This is a continuation of Fall, which is a Memoir.
It has been, at this point, close to four months since my injury and I am tired. Tired of using my cane, and wearing the brace to hobble my way through this socioeconomic blight of a neighborhood, down to the convenience store that is five blocks away, bright and early, and fully hung, over three mornings a week to catch the bus out to my physical therapy and then to hurry across several lanes of traffic to make it to the bus back when I am done. I am sorely tired of leaning on my daughter’s stroller as I limp a mile and a half each way, several times a week to the grocery store to pick up what limited provisions I can carry on my back. I am tired of being the one waiting up for my significant other to get home from work; even the slight hint of irony to our role reversals just pisses me off more.
Therapy for my knee has become more aggravating. One recent pool session involved playing race the clock as the water slowly drained out so they could fix the aquatic treadmill; the device that is supposed to be an integral part of my treatment and yet has been out of service since the day before my first appointment. Upon my arrival for what has turned out to my final encounter with Jude and the pool the treadmill was working but, it turns out to be almost unnecessary due to how far along I am in my recovery anyway. What is perhaps even more annoying, my last land appointment my therapist was absent and so I was left in the care of someone who actually listened to my concerns and made an attempt to involve himself as I did my exercises, all while handling two other patients and never once fidgeting with his fancy new smart phone nor going and hanging out at the desk in the middle of the gym.
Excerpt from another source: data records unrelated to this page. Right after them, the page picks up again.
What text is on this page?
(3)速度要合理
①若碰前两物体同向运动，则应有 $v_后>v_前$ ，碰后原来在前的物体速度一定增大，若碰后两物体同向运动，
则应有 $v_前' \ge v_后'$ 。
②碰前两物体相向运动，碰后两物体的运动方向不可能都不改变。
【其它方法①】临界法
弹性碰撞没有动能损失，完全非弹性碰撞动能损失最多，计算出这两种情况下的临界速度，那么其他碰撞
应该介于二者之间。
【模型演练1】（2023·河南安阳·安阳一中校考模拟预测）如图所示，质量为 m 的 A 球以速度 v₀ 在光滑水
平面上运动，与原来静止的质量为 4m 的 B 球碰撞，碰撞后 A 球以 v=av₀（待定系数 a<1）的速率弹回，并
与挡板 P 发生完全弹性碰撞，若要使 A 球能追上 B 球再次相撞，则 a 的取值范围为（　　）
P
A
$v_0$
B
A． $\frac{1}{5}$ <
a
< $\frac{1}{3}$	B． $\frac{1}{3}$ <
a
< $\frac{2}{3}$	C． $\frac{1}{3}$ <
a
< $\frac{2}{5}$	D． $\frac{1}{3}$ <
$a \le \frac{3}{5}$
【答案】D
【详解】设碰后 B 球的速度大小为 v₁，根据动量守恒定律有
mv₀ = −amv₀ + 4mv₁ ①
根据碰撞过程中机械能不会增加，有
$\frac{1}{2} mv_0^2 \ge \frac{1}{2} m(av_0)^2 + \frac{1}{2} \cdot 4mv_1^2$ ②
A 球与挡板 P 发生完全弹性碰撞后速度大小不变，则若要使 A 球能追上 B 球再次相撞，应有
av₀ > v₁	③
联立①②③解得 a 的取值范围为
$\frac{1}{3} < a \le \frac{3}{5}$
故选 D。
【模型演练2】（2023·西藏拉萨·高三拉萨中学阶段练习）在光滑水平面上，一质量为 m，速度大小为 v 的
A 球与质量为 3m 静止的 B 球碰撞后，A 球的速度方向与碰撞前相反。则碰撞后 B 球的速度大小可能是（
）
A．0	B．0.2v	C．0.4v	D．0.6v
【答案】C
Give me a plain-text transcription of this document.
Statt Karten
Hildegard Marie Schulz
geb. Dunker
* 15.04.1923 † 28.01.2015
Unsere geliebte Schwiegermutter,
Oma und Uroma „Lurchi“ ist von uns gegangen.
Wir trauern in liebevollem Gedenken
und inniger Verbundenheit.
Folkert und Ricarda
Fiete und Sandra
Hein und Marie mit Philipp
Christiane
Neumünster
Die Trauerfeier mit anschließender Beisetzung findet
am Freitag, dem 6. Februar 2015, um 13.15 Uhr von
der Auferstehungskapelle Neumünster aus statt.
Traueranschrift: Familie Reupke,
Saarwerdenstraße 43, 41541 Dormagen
This only reinforces my opinion that my regular guy is an irreparable douche with a bush broom attached to his upper lip. All of this while my anxiety is growing over the tiny little fact that my limited insurance is about to top out on how many of these oh so extremely therapeutic appointments are going to be paid for.
With all of these things in mind I go to my evaluation at the orthopedic clinic that is handling my case. The same as always Physicians Assistant scowls at me because I am still using my cane which I was presented with the last time I saw him. On that previous visit he tried to ream me because I could barely flex my knee at all despite having been to therapy a grand total of once, and now I have to show how far I have come since. Standing with my back to the wall and holding on to the back of a chair for balance I slowly raise my emaciated leg, I force my foot farther and farther back towards the wall despite the stiffness and pain. My weeks in the vice like contraptions in the physical therapy room have paid off as I manage to eek out the ninety degrees that is required for the PA’s satisfaction. He tells me I can sit down and he scampers off with my latest set of x-rays to go see his master, the actual doctor in charge of my case.
It seems it is another busy day for the clinic and my attendant doesn’t return for half an hour. When he returns I am told the good news, the thing I have wanted the most since I started coming to this building. I am getting out of the brace. I can hardly believe it at all. I find myself excitedly asking about how much longer before I can stop using the cane and get back to my job at the restaurant.
He says, “Right away, you can take that brace and cane home and burn them, Dr. Vlasic says to cut you loose.”
And just like that I am ticked off all over again. “Cut me loose.” This phrase should have been a great relief to me. Instead, I what I hear is that some jackhole of a doctor whose name sounds like a brand of pickles and hasn’t talked to me or even looked at me once since the second or third day after I woke up in the hospital, who may have a piece of paper in his files that lists my occupation as a cook is letting his testy little minion tell me that I have been dismissed from their collective presence and I am free to figure out on my own how I am supposed to return to work with what limited mobility I have. I am not their problem anymore, that is what is really be explained here in not so many words. I am a poor person, with the type of insurance that poor people have and that is not going to last very much longer so I am being “cut loose” before they are stuck trying to squeeze money from my limited personal finances instead.
At the end of the day I am left with a certifying that I am fit to return to my job that hastily scrawled by someone who’s probably closest experience to what I do for a living is that the have at one point eaten in a restaurant, and the kind of deep seeded anger and depression that could almost be mistaken like optimism from the outside. I manage to shove the accursed and by this time foul-smelling brace into my back pack and then, out of habit, lean on my cane as I make my way past the reception desk to the elevators. I have a bus to catch and I’m pretty sure it’s going to be a one way ride this time.